# Is this normal behavoir?



## Workinthedream (Mar 2, 2016)

We have six NCC (5 ewes and one ram) and just had our first lamb on Monday (Leaper!).  Anyway mom and baby were in the jug for the last 2.5 days and now we have reintroduced them to the flock.  Problem is that the ram is really aggressive towards the baby.  He jumps up in the air and backs up and butts her.  He has knocked her over a couple of times.  The other ewes are interested but mom really protects her against them.  When the ram comes around though she doesn't try to stop him from going after the baby.  I think he is just establishing his dominance but don't want him to hurt her.  Is this normal?  I really don't have anywhere to separate him from everyone else.  Thanks for any insight!


----------



## secuono (Mar 2, 2016)

He can and will seriously injure or kill the lambs. Lock him up in his own pasture.


----------



## Workinthedream (Mar 2, 2016)

secuono said:


> He can and will seriously injure or kill the lambs. Lock him up in his own pasture.
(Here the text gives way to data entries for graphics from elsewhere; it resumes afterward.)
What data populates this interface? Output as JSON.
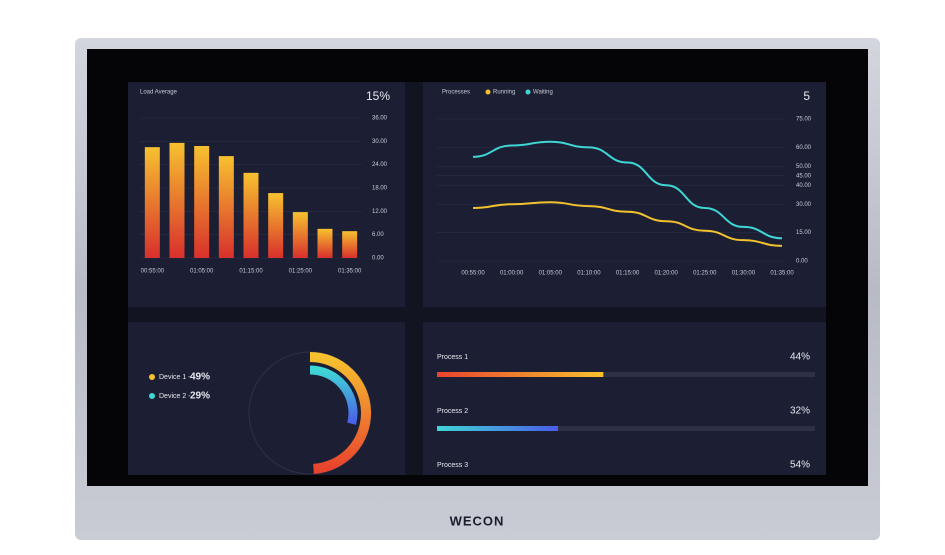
{
  "brand": "WECON",
  "chart_data": [
    {
      "type": "bar",
      "title": "Load Average",
      "stat": "15%",
      "categories": [
        "00:55:00",
        null,
        "01:05:00",
        null,
        "01:15:00",
        null,
        "01:25:00",
        null,
        "01:35:00"
      ],
      "values": [
        28.5,
        29.6,
        28.8,
        26.2,
        21.9,
        16.7,
        11.8,
        7.5,
        6.9
      ],
      "colors": [
        "#f7c12f",
        "#d8302c"
      ],
      "ylim": [
        0,
        36
      ],
      "yticks": [
        {
          "value": 0,
          "label": "0.00"
        },
        {
          "value": 6,
          "label": "6.00"
        },
        {
          "value": 12,
          "label": "12.00"
        },
        {
          "value": 18,
          "label": "18.00"
        },
        {
          "value": 24,
          "label": "24.00"
        },
        {
          "value": 30,
          "label": "30.00"
        },
        {
          "value": 36,
          "label": "36.00"
        }
      ],
      "grid": true
    },
    {
      "type": "line",
      "title": "Processes",
      "stat": "5",
      "categories": [
        "00:55:00",
        "01:00:00",
        "01:05:00",
        "01:10:00",
        "01:15:00",
        "01:20:00",
        "01:25:00",
        "01:30:00",
        "01:35:00"
      ],
      "series": [
        {
          "name": "Running",
          "color": "#f2c12e",
          "values": [
            28,
            30,
            31,
            29,
            26,
            21,
            16,
            11,
            8
          ]
        },
        {
          "name": "Waiting",
          "color": "#3fd6d6",
          "values": [
            55,
            61,
            63,
            60,
            52,
            40,
            28,
            18,
            12
          ]
        }
      ],
      "ylim": [
        0,
        75
      ],
      "yticks": [
        {
          "value": 0,
          "label": "0.00"
        },
        {
          "value": 15,
          "label": "15.00"
        },
        {
          "value": 30,
          "label": "30.00"
        },
        {
          "value": 40,
          "label": "40.00"
        },
        {
          "value": 45,
          "label": "45.00"
        },
        {
          "value": 50,
          "label": "50.00"
        },
        {
          "value": 60,
          "label": "60.00"
        },
        {
          "value": 75,
          "label": "75.00"
        }
      ],
      "grid": true
    },
    {
      "type": "radial",
      "categories": [
        "Device 1 -",
        "Device 2 -"
      ],
      "values": [
        49,
        29
      ],
      "value_labels": [
        "49%",
        "29%"
      ],
      "colors": [
        [
          "#f7c12f",
          "#e8432d"
        ],
        [
          "#3fd6d6",
          "#4a5de8"
        ]
      ]
    },
    {
      "type": "progress",
      "categories": [
        "Process 1",
        "Process 2",
        "Process 3"
      ],
      "values": [
        44,
        32,
        54
      ],
      "value_labels": [
        "44%",
        "32%",
        "54%"
      ],
      "colors": [
        [
          "#e8432d",
          "#f7c12f"
        ],
        [
          "#3fd6d6",
          "#4a5de8"
        ],
        [
          "#f7c12f",
          "#e8432d"
        ]
      ],
      "xlim": [
        0,
        100
      ]
    }
  ]
}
OK so that scared me so I ran out to the pasture and now everyone is acting like nothing ever happened.  All are laying down and the lamb is going from member to member like she is their best friend (including the ram).  So for now I am just going to keep a close eye on them.  Thanks for the advice.


----------



## Latestarter (Mar 2, 2016)

Hope all goes well with the new lamb(s). Having it crushed by the ram would be devastating.


----------